The city construction element actually begins by the developers creating a new guild. Guild creation is as simple as clicking on some UI elements and giving your organization a name. One person can start a guild. In the beta demo we saw, it only took two players to make that guild 'permanent', but the team members stated pretty flatly that the game at launch would require more members to stick around. At the point the guild elements kicked off the demo PC had been running the client for some time, and as a result they ran into some heavy technical difficulties; rebooting, restarting, and clearing out the guild elements was required before we could move on.
Once we were back up and running, the developers headed to the Lakeesha plains – a special instanced zone designed specifically for building your guild city. In order to build your city, you'll need a guild of at least 30 players. Participating in city construction will require your character be at least level 40, but it wasn't clear whether you'll need 30 level 40 characters before you can enter the plains or not.
The Lakeesha zone features a number of unique elements that you won't find in the typical adventuring areas. Building markers, small concrete rocks, dot the center of the huge map. They lay out the basic structure of a city, your guild's home and center of power in the world of Hyborea. The first building your guild will be raising is the Great Hall, a hub for all the resources your proud company will be gathering in the Lakeesha zone.

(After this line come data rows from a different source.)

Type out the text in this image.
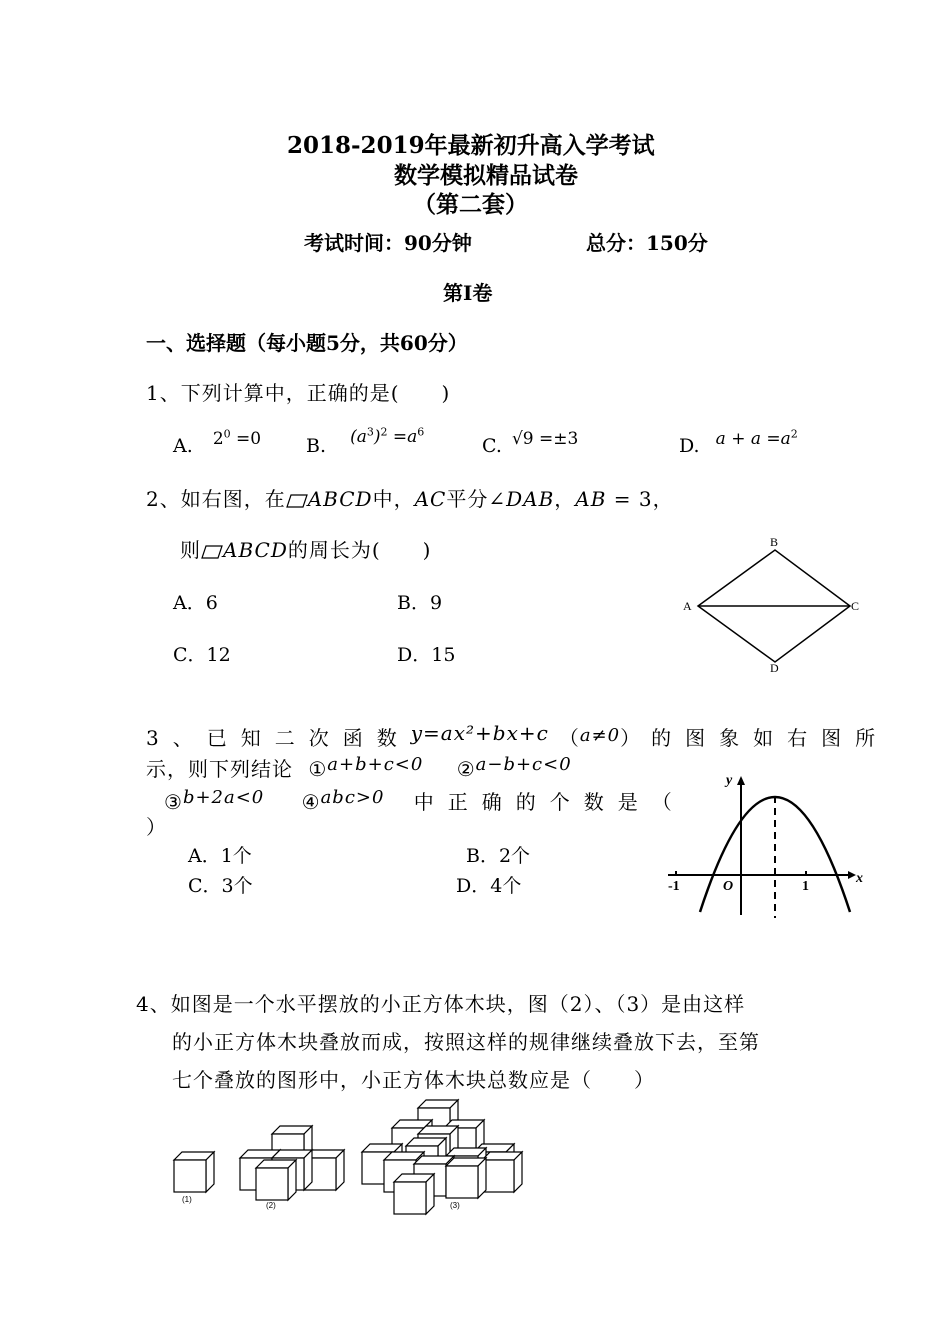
2018-2019年最新初升高入学考试
数学模拟精品试卷
（第二套）
考试时间：90分钟	总分：150分
第Ⅰ卷
一、选择题（每小题5分，共60分）
1、下列计算中，正确的是(　　)
A. $2^0 =0$ B. $(a^3)^2 =a^6$
C. √9 =±3	D. $a + a =a^2$
2、如右图，在 ABCD中，AC平分∠DAB，AB = 3，
则 ABCD的周长为(　　)
A．6	B．9
C．12	D．15
B
A	C
D
3、已知二次函数y=ax²+bx+c （a≠0） 的图象如右图所
示，则下列结论 ①a+b+c<0 ②a−b+c<0
③b+2a<0 ④abc>0 中正确的个数是（
）
A．1个	B．2个
C．3个	D．4个
y
x
O
-1	1
4、如图是一个水平摆放的小正方体木块，图（2）、（3）是由这样
的小正方体木块叠放而成，按照这样的规律继续叠放下去，至第
七个叠放的图形中，小正方体木块总数应是（　　）
(1)
(2)	(3)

The zone, aside from providing ample room for constructing a city, also features resource nodes that you and your fellow guildies will be harvesting with vigor. Each building and feature that you're going to want to add to your city will require a certain amount of resources. Most buildings are going to require large amounts, typically hundreds and hundreds of stones, logs, and other resource types. Once the requisite amount of resources is collected, guildies can open an interface on a building marker and begin construction on your city's structures.

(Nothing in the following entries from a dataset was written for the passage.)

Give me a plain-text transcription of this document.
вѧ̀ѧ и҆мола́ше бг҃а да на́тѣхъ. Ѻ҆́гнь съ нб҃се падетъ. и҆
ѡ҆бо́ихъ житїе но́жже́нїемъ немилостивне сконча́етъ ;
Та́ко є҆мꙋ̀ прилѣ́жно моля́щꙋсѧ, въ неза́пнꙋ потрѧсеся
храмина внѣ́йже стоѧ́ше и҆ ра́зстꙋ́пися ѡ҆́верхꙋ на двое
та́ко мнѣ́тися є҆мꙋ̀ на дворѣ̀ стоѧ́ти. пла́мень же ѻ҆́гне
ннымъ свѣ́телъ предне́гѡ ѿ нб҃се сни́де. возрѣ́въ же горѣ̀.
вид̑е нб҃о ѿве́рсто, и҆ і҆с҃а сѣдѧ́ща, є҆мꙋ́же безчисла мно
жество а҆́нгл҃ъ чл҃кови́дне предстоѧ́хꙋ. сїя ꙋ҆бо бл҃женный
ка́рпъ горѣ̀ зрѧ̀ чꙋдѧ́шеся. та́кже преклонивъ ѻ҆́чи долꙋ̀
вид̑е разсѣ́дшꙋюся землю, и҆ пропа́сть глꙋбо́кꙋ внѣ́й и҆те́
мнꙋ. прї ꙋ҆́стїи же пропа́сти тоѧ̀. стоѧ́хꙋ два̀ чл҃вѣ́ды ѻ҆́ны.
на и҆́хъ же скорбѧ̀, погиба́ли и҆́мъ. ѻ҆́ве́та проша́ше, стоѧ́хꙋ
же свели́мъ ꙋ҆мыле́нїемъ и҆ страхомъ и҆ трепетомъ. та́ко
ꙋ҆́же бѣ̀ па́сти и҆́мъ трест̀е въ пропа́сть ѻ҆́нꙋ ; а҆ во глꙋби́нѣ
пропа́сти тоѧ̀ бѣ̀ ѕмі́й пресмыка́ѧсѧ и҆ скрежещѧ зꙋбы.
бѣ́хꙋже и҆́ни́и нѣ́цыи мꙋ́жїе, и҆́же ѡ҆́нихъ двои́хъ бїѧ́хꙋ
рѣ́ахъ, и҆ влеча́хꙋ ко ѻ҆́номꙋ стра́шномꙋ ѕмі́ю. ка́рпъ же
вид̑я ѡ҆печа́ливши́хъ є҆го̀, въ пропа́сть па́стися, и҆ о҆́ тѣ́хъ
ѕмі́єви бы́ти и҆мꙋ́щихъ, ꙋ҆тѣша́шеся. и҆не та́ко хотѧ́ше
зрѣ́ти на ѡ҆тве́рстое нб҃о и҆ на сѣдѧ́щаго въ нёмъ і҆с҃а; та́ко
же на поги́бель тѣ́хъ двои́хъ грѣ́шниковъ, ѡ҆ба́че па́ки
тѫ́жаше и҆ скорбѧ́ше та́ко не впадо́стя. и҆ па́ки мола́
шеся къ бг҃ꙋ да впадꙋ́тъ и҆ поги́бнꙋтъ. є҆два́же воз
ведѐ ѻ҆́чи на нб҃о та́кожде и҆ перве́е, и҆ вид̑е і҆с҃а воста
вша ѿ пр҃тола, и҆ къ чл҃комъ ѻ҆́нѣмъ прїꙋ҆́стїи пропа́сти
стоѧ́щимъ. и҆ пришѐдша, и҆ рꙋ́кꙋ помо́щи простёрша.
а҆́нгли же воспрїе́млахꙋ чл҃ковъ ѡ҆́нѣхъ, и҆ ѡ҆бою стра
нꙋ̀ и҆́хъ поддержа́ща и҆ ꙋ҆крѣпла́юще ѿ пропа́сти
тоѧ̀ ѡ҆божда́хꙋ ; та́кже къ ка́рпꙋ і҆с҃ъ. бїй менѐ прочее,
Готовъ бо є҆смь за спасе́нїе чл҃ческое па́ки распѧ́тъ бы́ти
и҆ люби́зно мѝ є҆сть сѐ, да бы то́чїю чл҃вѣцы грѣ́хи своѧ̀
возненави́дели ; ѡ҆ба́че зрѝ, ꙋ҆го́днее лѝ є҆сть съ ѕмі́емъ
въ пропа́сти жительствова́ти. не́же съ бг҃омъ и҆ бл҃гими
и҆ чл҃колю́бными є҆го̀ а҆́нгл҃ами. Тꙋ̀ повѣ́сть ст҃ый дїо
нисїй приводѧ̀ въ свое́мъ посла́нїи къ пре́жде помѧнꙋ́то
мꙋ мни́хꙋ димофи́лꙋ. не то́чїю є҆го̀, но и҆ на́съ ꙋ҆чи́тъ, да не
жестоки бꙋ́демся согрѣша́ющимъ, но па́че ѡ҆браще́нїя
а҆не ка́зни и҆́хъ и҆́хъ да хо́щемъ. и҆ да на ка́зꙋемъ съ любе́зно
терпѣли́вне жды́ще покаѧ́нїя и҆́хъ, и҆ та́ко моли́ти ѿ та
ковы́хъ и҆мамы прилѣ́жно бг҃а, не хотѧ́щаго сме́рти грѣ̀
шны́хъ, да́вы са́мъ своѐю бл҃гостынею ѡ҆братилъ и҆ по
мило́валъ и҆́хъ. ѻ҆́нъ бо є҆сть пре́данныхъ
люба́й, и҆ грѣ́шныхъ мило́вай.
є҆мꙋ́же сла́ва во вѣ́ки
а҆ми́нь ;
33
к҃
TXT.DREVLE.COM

Markers only note the possible placement opportunities for buildings – what buildings are actually placed seem to be up to the guild. Walls are pretty much set in specific places, but whether you want the barracks (or whatever) here or over there is up to you. It was unclear whether this means guilds could specialize in specific areas of the game by making different building choices, or whether the placement of these buildings is purely aesthetic.
Walls are placed in specific areas to form an inner baily, which will surround the most important building in the player city: the Keep. The Keep is set up high on a hill, around which the walls form a sort of screen. Beyond those walls are most of the city buildings, and additional walls can be placed around that level to create another screen to protect the city from ... invaders.
The possibility of invasion will apparently be the apex of endgame PvP combat. Guilds can lay siege to opposing guild cities, in what sounds like a mammoth contest between the two factions. Invaders will have to burn through the outer ring of buildings and walls to reach the baily before sacking the Keep itself.
As interesting as all this sounds, there were some big questions left in the air at the end of the demonstration. How frequent will guilds have to fend off these attacks? Are they going to be 'scheduled' somehow to ensure that a group has a chance to fight off the invading army? How much angst will the cause the first time a guild loses their fully built-out city to an exploitive PvP guild?
Despite these questions, there's a lot of potential here; like with many systems in Conan, a breathtakingly ambitious new approach to design we've seen in many other games. Let's hope their launch date just a few months away allows them the opportunity to answer all of these remaining issues to their (and our) satisfaction.